When to use which endpoint:

Use Case Endpoint Model Type Format
Pure transcription /v1/audio/transcriptions STT (Whisper, Voxtral) File upload
Chat with audio context /v1/chat/completions Multimodal (Gemma-3n) Base64 JSON
Long audio (>30s) /v1/audio/transcriptions STT (Whisper) File upload

Client Implementation Notes:

  • Use multipart/form-data content type (not application/json)
  • File field name must be file
  • Maximum file size: 50 MB (~15 min @ 16kHz mono)
  • Requires mlx-audio on server (pip install mlx-knife[audio])

Cross-Model Workflows (Vision/Audio → Text)

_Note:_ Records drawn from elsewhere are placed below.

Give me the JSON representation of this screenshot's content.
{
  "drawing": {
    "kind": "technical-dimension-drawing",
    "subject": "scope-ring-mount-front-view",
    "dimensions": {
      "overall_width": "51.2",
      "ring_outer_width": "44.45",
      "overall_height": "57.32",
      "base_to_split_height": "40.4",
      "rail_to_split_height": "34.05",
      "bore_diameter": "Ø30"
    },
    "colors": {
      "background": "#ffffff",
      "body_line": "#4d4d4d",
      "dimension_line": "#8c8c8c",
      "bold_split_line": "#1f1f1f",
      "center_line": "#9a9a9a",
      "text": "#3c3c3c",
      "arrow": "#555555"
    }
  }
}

When switching from Vision or Audio to Text model mid-conversation:

  1. Client: Continue sending full message list (media payloads can be stripped if mapping tables exist)
  2. Server: Automatically filters any remaining media for text models, replaces with placeholders
  3. Result: Text model sees [n image(s) were attached] or [n audio(s) were attached]

Example workflow:

1. Vision model: User sends 2 images → Model describes both
2. Vision model: User asks "What's different?" → Model compares
3. Switch to Text model: User asks "Which is better for vacation?"
4. Text model: Sees "[2 image(s) were attached]" in history, can reference the conversation

Storage optimization: After the first Vision request, clients can drop Base64 payloads from history while preserving assistant responses with <!-- mlxk:filenames --> markers. The server reconstructs image IDs from these markers.


Changelog

  • 2026-01-31: 2.0.4-beta.9

    • NEW: /v1/audio/transcriptions endpoint (OpenAI Whisper API compatible)
    • Direct file upload for STT models (Whisper, Voxtral)
    • Server preload support for audio models
    • Response formats: json, text, verbose_json
    • Supported audio formats: WAV, MP3, M4A, FLAC, OGG
  • 2026-01-20: 2.0.4-beta.8

    • NEW: Audio input support via OpenAI input_audio format (chat completions)
    • Supported formats: WAV, MP3
    • Audio-capable models: Gemma-3n (others as available)
    • Limits: 5 MB per audio, 1 audio per request
    • Temperature: 0.0 for transcription consistency
    • History filter: input_audio[n audio(s) were attached]
  • 2025-12-15: 2.0.4-beta.1 WIP

    • Vision support: Base64 images, multiple images, limits
    • History-based stable image IDs (stateless, OpenAI-compatible)
    • NEW: Server reads mapping tables from assistant responses (Image ID persistence without Base64)
    • Vision: Stateless prompt + history-based IDs (pattern reproduction fix)
    • Vision: temperature=0.0 (greedy sampling, reduces hallucinations)
    • Vision vs Text max_tokens strategy
    • Memory-aware loading (HTTP 507)
    • Feature gates and troubleshooting

📝 Note: This handbook will be updated continuously until 2.1 stable release. Check version header for freshness.